You have three credit scores, one from each of the three major credit bureaus: TransUnion, Experian and Equifax. The exact formula used to compute your score is not disclosed, but the five factors that determine your score are your payment history (35 percent), amounts owed (30 percent), length of credit history (15 percent), new credit (10 percent) and types of credit used (10 percent).

Pay close attention to the fees and interest rates each card charges, and make sure that the card reports to the credit bureaus.

— Jodi Furman

Check Your Scores

When you check your own credit score, it's considered a "soft inquiry," which does not negatively affect your credit score; when a creditor checks your credit, it's considered a hard inquiry, which does lower your score. Checking your own credit also gives an opportunity to identify and dispute any inaccuracies you find.

There is no free way to receive your actual credit score; all those "free credit score" places only provide estimates, also called "educational scores."

You can check all three scores for $40; see the link in the Resources section.

Your scores might differ from one bureau to the next because they might have different information from one another and they each use

proprietary scoring models, but they usually will be more similar than not.

You can check your educational scores from Experian and TransUnion for free, too (links below). Again, these are only estimates, not real scores, but they're still worthwhile, as they'll provide free advice that will help you improve your score.

Check Your Reports

You can get a free copy of your credit report from each of the three credit bureaus once every 12 months or after you've been declined credit. Credit reports contain all of the information that's used to compute, but do not contain, your credit score. The link to get a copy from each credit bureau is in the Resources section.

Do Some Housekeeping

Review all of the sections on each of your three credit reports. If there are any inaccuracies on any of your reports, you should dispute the information. The credit bureau has to respond within 30 to 45 days. If the bureau agrees that the information is inaccurate, or fails to respond, the information will be removed from your credit report, which will likely raise your credit score. You can also add a short (100 words or less) statement to your credit report where you can explain any issues contributing to your credit history.

Do Some Renovation

If possible, ask a creditworthy friend or family member to add you as an authorized user on her oldest credit card. Please note, she does NOT have to give you access to the actual card; she just needs to add you as an authorized user to the account.
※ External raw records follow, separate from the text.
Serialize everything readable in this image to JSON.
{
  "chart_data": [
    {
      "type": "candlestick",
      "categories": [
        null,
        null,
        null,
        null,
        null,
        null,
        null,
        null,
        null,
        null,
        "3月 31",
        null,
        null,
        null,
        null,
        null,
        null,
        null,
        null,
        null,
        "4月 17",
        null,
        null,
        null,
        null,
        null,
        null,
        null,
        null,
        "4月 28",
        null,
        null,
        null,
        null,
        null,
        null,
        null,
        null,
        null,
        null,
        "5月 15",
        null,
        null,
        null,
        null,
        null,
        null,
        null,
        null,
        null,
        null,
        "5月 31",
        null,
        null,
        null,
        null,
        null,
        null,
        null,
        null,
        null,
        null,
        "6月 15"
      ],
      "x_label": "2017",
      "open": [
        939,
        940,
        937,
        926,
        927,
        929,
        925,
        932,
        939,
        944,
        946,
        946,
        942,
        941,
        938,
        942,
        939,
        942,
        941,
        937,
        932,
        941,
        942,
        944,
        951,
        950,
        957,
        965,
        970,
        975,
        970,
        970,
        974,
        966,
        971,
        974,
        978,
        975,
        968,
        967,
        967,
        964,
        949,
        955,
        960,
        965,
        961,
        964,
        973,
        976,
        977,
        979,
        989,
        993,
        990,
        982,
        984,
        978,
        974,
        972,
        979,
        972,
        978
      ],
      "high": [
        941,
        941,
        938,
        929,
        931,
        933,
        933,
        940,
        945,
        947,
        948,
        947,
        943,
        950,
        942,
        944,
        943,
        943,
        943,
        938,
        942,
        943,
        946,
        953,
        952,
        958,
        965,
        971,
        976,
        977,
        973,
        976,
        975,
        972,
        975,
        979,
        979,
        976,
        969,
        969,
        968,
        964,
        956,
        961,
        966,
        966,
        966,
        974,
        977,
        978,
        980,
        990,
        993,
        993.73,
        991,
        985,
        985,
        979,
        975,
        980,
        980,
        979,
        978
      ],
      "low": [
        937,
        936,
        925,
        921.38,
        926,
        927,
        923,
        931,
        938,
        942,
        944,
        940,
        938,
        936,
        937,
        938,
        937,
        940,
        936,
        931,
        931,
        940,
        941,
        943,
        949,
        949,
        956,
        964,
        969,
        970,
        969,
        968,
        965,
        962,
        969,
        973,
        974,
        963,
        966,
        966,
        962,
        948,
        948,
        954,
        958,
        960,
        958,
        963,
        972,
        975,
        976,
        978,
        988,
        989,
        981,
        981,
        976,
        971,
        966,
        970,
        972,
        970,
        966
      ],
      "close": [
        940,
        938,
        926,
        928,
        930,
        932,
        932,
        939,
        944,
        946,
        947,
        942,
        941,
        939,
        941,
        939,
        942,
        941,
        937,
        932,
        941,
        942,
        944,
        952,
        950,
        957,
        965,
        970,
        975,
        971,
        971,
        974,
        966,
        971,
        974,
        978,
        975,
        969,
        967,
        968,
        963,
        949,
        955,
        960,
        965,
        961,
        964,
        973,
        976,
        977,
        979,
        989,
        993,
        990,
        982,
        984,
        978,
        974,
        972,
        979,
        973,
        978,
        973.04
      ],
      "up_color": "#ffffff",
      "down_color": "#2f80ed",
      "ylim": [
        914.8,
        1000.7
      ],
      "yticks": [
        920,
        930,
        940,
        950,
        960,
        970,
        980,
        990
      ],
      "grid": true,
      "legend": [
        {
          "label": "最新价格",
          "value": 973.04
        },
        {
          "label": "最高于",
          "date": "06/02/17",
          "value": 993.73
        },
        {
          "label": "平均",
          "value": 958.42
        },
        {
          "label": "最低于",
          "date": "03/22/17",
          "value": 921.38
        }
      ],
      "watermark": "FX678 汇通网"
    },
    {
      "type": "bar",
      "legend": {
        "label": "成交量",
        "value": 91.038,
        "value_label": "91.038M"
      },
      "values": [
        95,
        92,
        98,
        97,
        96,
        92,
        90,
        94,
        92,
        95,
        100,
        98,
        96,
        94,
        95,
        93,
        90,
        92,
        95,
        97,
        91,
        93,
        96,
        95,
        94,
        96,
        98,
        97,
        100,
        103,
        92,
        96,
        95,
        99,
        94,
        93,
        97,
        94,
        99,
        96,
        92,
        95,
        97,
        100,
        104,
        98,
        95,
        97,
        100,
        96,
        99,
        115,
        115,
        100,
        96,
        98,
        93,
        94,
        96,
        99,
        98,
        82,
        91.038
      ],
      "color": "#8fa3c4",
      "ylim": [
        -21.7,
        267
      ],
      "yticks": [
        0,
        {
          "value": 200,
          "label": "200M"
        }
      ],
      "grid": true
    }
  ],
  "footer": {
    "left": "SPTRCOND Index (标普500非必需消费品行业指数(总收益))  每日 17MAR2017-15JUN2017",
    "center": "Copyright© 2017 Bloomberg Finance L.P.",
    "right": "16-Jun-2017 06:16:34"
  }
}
Doing so can accomplish two things: it can lend a better history and score to you and it can increase the average age of your accounts. You can also take out a very small personal loan from a bank and pay it back in full, demonstrating your creditworthiness.

Understand the Landscape

Here are some basic types of credit cards.

Unsecured: Generally reserved for those with credit scores above 650, they do not require a deposit.

Secured: Most people will be approved, but will have to come up with a deposit as collateral, held by the issuing credit card company to "secure" the card (you will get your deposit back in full when you close your account in good standing).

Prepaid: You transfer money to a card that you may then use as a credit card.

Pay close attention to the fees and interest rates each card charges, and make sure that the card reports to the credit bureaus.


If you have a high credit score (at least 650, preferably 700 and above), even without an extensive credit history, you will likely qualify for credit cards that have both low interest rates and enviable perks such as cash back.